Personal character is likely to play a central role in the 2000 presidential campaign, as voters look for someone to address the issue of moral drift amid prosperity.
What are Americans going to want after President Clinton? They’ve got peace. They’ve got prosperity. They’ve got a declining crime rate. It’s pretty clear they’re looking for something different. Otherwise, why is Al Gore, Clinton’s faithful No. 2, lagging in the polls?
It’s looking more and more as if the answer is . . . moral authority. Americans are feeling a bit insecure. It’s not the old, more familiar kinds of vulnerability, such as fear of the atomic bomb during the Cold War. Or fear of seeing inflation erode the American Dream. Or fear of losing one’s job or health insurance.
Or crime. Crimes usually have a rational motive. Today’s violence is unnerving precisely because it is senseless and random. Children get attacked at a day care center—a presumably safe place. Workers get attacked at an office building. There are ways to protect yourself from most crime. But how do you protect yourself from random violence? Everyone feels vulnerable, especially if they have children.
Violence and Culture
People see a link between these attacks and the deterioration of American culture. The senseless violence people see on television news shows mirrors a culture dominated by sensationalism, brutality, and sex. Institutions that had been pillars of values in society—schools and churches, for instance—have lost authority. What has replaced them? The answer is the one parents fear most. Kids are getting their values from sources that are value-neutral, such as the Internet.
Do people want more regulation and censorship? No. They want leaders with moral authority—alternatives to celebrities and sports figures who degrade the culture. Americans have just about stopped looking to politicians for moral authority. Almost 60 percent of the public approves of the way Bill Clinton is handling his job. He addresses the issue of violence with concern and sympathy. But moral authority? Not this president.
Conservatives say the problem isn’t gun control. It’s culture control. The Right wants to declare a culture war and attack the liberal establishment for supposedly abandoning faith and traditional values. But Americans seem to be tired of Left-Right confrontations. Restoring America’s moral values isn’t supposed to be an us-against-them proposition. Democrats have another answer: You’ve got a problem, we’ve got a program. Vice President Gore calls it the "quality of life" issue. He has a plan to deal with family leave time, suburban sprawl, and traffic congestion.
Campaign 2000
Is that what’s shaping up for the 2000 campaign—a debate between the culture warriors on the Right and the policy wonks on the Left? Not if the American people have anything to do with it. What Americans are looking for isn’t culture wars or government programs. They’re looking for someone to address the issue of moral drift amid prosperity.

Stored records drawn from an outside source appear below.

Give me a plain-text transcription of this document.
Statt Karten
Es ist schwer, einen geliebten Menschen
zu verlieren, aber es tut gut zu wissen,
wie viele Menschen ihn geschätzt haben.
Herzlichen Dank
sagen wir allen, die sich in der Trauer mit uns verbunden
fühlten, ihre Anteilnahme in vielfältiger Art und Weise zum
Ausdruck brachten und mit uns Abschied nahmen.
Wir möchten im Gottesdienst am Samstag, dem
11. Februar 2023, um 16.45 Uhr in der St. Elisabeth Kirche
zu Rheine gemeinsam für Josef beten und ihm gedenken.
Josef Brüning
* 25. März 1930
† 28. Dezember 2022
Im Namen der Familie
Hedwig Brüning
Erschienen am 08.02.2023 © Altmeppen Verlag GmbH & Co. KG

Democrat Bill Bradley talks about restoring America’s basic sense of goodness. The GOP’s John McCain has lived the inspiring personal story of a heroic prisoner of war. What about George W. Bush? With his talk about "compassionate conservatism," he wants to project concern for values. As for his past, Bush is portraying himself as a hell-raiser saved by prayer. For many voters, that’s an inspiring image.
For many Americans, the brand name "Bush" connotes moral authority. Consider that in June, the Gallup Poll asked Americans whether they approved of the way "former President George Bush" handled his job during his one term, which ended in 1993. More than 70 percent said they approved. What can that mean? Possibly that people associate the name "Bush" with character and integrity in the White House. Has the controversy over George W.’s refusal to answer questions about his "youthful indiscretions" damaged that image? Not at all.

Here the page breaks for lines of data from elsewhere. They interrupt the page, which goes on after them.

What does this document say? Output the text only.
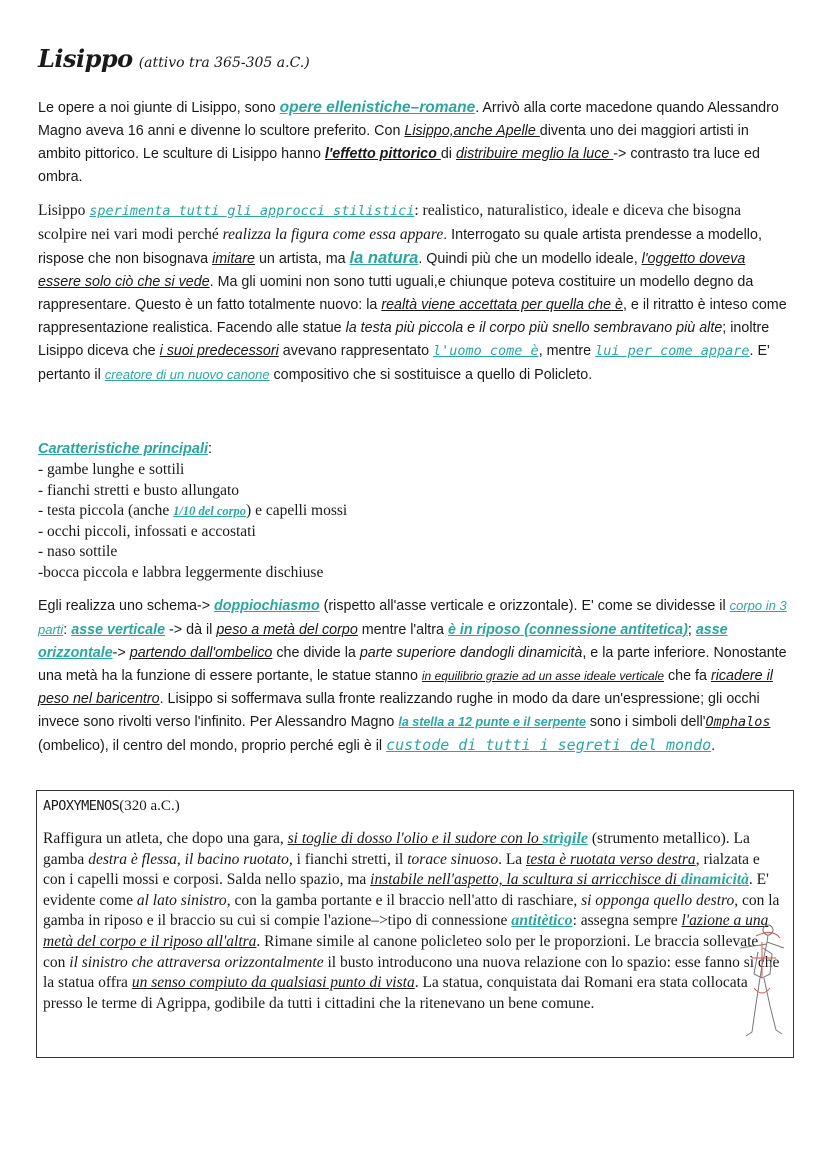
Lisippo (attivo tra 365-305 a.C.)

Le opere a noi giunte di Lisippo, sono opere ellenistiche–romane. Arrivò alla corte macedone quando Alessandro Magno aveva 16 anni e divenne lo scultore preferito. Con Lisippo,anche Apelle diventa uno dei maggiori artisti in ambito pittorico. Le sculture di Lisippo hanno l'effetto pittorico di distribuire meglio la luce -> contrasto tra luce ed ombra.

Lisippo sperimenta tutti gli approcci stilistici: realistico, naturalistico, ideale e diceva che bisogna scolpire nei vari modi perché realizza la figura come essa appare. Interrogato su quale artista prendesse a modello, rispose che non bisognava imitare un artista, ma la natura. Quindi più che un modello ideale, l'oggetto doveva essere solo ciò che si vede. Ma gli uomini non sono tutti uguali,e chiunque poteva costituire un modello degno da rappresentare. Questo è un fatto totalmente nuovo: la realtà viene accettata per quella che è, e il ritratto è inteso come rappresentazione realistica. Facendo alle statue la testa più piccola e il corpo più snello sembravano più alte; inoltre Lisippo diceva che i suoi predecessori avevano rappresentato l'uomo come è, mentre lui per come appare. E' pertanto il creatore di un nuovo canone compositivo che si sostituisce a quello di Policleto.

Caratteristiche principali:
- gambe lunghe e sottili
- fianchi stretti e busto allungato
- testa piccola (anche 1/10 del corpo) e capelli mossi
- occhi piccoli, infossati e accostati
- naso sottile
-bocca piccola e labbra leggermente dischiuse

Egli realizza uno schema-> doppiochiasmo (rispetto all'asse verticale e orizzontale). E' come se dividesse il corpo in 3 parti: asse verticale -> dà il peso a metà del corpo mentre l'altra è in riposo (connessione antitetica); asse orizzontale-> partendo dall'ombelico che divide la parte superiore dandogli dinamicità, e la parte inferiore. Nonostante una metà ha la funzione di essere portante, le statue stanno in equilibrio grazie ad un asse ideale verticale che fa ricadere il peso nel baricentro. Lisippo si soffermava sulla fronte realizzando rughe in modo da dare un'espressione; gli occhi invece sono rivolti verso l'infinito. Per Alessandro Magno la stella a 12 punte e il serpente sono i simboli dell'Omphalos (ombelico), il centro del mondo, proprio perché egli è il custode di tutti i segreti del mondo.

APOXYMENOS(320 a.C.)

Raffigura un atleta, che dopo una gara, si toglie di dosso l'olio e il sudore con lo strìgile (strumento metallico). La gamba destra è flessa, il bacino ruotato, i fianchi stretti, il torace sinuoso. La testa è ruotata verso destra, rialzata e con i capelli mossi e corposi. Salda nello spazio, ma instabile nell'aspetto, la scultura si arricchisce di dinamicità. E' evidente come al lato sinistro, con la gamba portante e il braccio nell'atto di raschiare, si opponga quello destro, con la gamba in riposo e il braccio su cui si compie l'azione–>tipo di connessione antitètico: assegna sempre l'azione a una metà del corpo e il riposo all'altra. Rimane simile al canone policleteo solo per le proporzioni. Le braccia sollevate con il sinistro che attraversa orizzontalmente il busto introducono una nuova relazione con lo spazio: esse fanno sì che la statua offra un senso compiuto da qualsiasi punto di vista. La statua, conquistata dai Romani era stata collocata presso le terme di Agrippa, godibile da tutti i cittadini che la ritenevano un bene comune.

Bush has skillfully framed the issue as one created by a snooping press hounding the candidate. After all, no one has come up with a scrap of evidence that he ever used drugs. When a public figure stages a showdown with the press, guess which one the public sympathizes with? Clinton will tell you. Still, Bush’s equivocations sound awfully familiar. "Bush is supposed to sell himself as a candidate who’s ‘not like Clinton,’" GOP values czar William J. Bennett complained. "The nation needs a candid leader. No baloney."

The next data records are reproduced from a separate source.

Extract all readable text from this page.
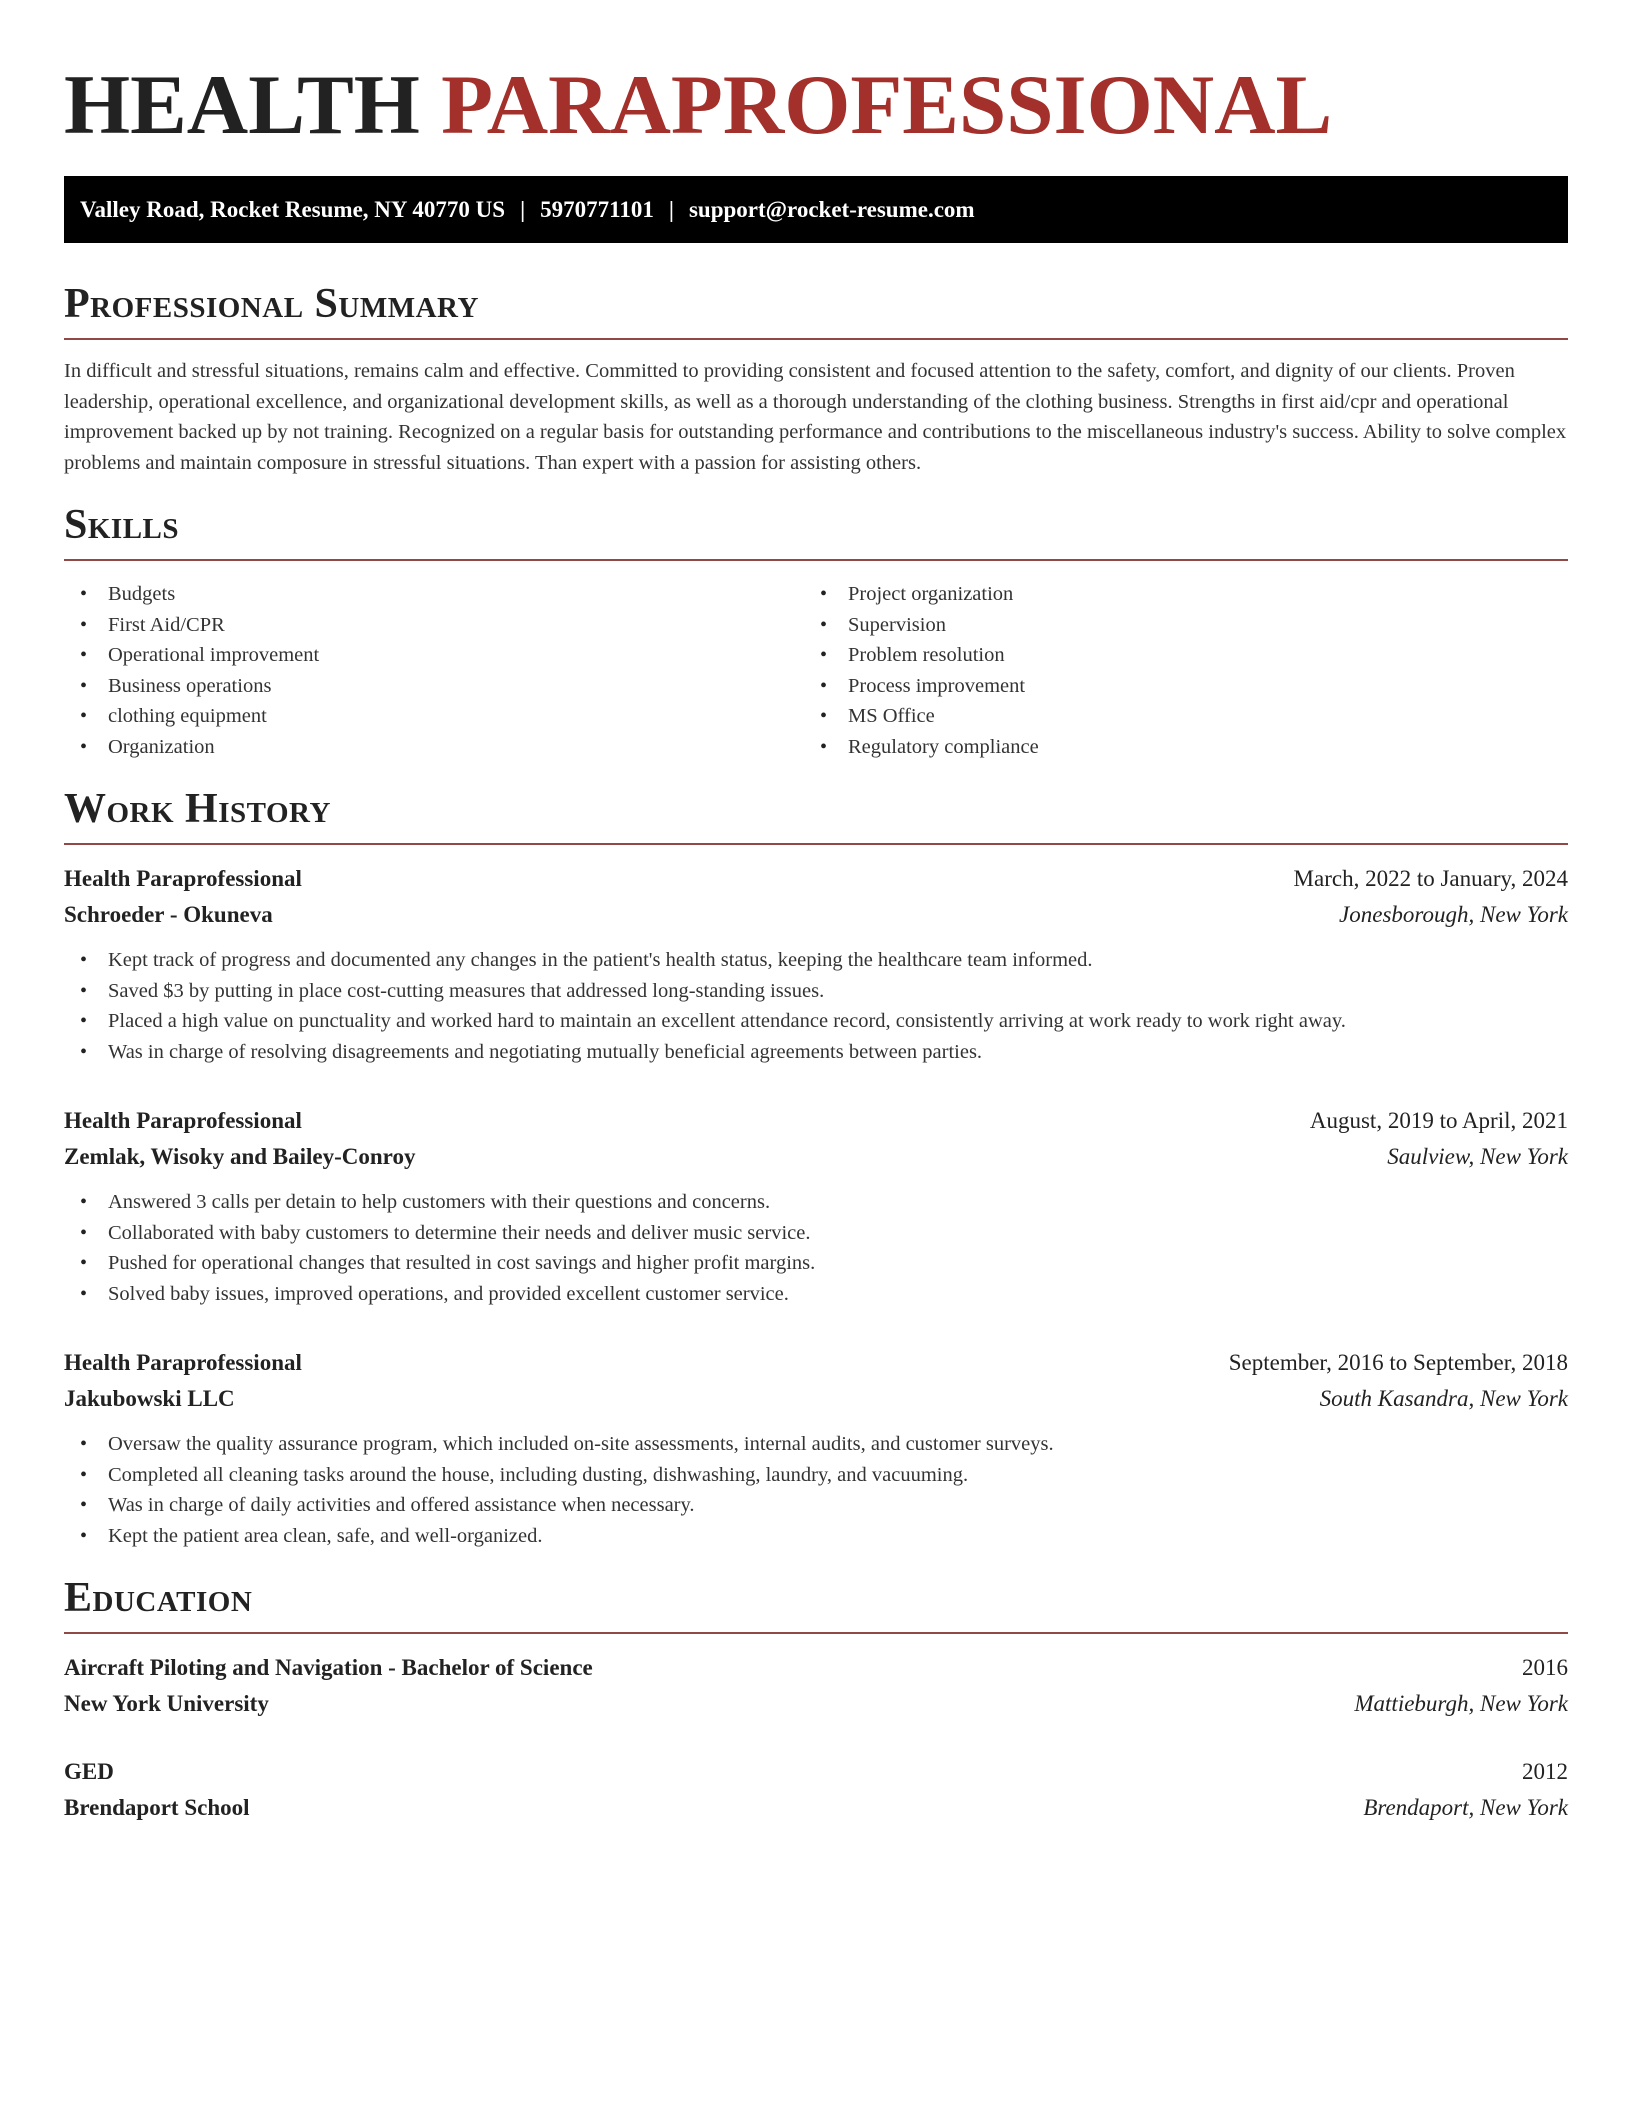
HEALTH PARAPROFESSIONAL
Valley Road, Rocket Resume, NY 40770 US | 5970771101 | support@rocket-resume.com
Professional Summary

In difficult and stressful situations, remains calm and effective. Committed to providing consistent and focused attention to the safety, comfort, and dignity of our clients. Proven leadership, operational excellence, and organizational development skills, as well as a thorough understanding of the clothing business. Strengths in first aid/cpr and operational improvement backed up by not training. Recognized on a regular basis for outstanding performance and contributions to the miscellaneous industry's success. Ability to solve complex problems and maintain composure in stressful situations. Than expert with a passion for assisting others.

Skills
• Budgets
• First Aid/CPR
• Operational improvement
• Business operations
• clothing equipment
• Organization
• Project organization
• Supervision
• Problem resolution
• Process improvement
• MS Office
• Regulatory compliance
Work History
Health Paraprofessional	March, 2022 to January, 2024
Schroeder - Okuneva	Jonesborough, New York
• Kept track of progress and documented any changes in the patient's health status, keeping the healthcare team informed.
• Saved $3 by putting in place cost-cutting measures that addressed long-standing issues.
• Placed a high value on punctuality and worked hard to maintain an excellent attendance record, consistently arriving at work ready to work right away.
• Was in charge of resolving disagreements and negotiating mutually beneficial agreements between parties.
Health Paraprofessional	August, 2019 to April, 2021
Zemlak, Wisoky and Bailey-Conroy	Saulview, New York
• Answered 3 calls per detain to help customers with their questions and concerns.
• Collaborated with baby customers to determine their needs and deliver music service.
• Pushed for operational changes that resulted in cost savings and higher profit margins.
• Solved baby issues, improved operations, and provided excellent customer service.
Health Paraprofessional	September, 2016 to September, 2018
Jakubowski LLC	South Kasandra, New York
• Oversaw the quality assurance program, which included on-site assessments, internal audits, and customer surveys.
• Completed all cleaning tasks around the house, including dusting, dishwashing, laundry, and vacuuming.
• Was in charge of daily activities and offered assistance when necessary.
• Kept the patient area clean, safe, and well-organized.
Education
Aircraft Piloting and Navigation - Bachelor of Science	2016
New York University	Mattieburgh, New York
GED	2012
Brendaport School	Brendaport, New York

Questions are already being raised about Bush’s gravitas: the "frat boy" image. The drug controversy makes the problem worse—especially because the American public doesn’t know much about him. If Bush says, "Judge me on what I am today," most voters don’t know what he is today. He has to reintroduce himself.
That’s just what Clinton had to do in 1992, when questions emerged about his past. In the end, voters were willing to set those questions aside. They had bigger concerns that year than character.
Bad news for Bush: the issue of moral leadership is likely to be central next year. Character questions will probably matter more for Bush than they did for Clinton, in part because of Clinton’s personal record. Who ever said politics was fair?
William Schneider is a resident fellow at AEI.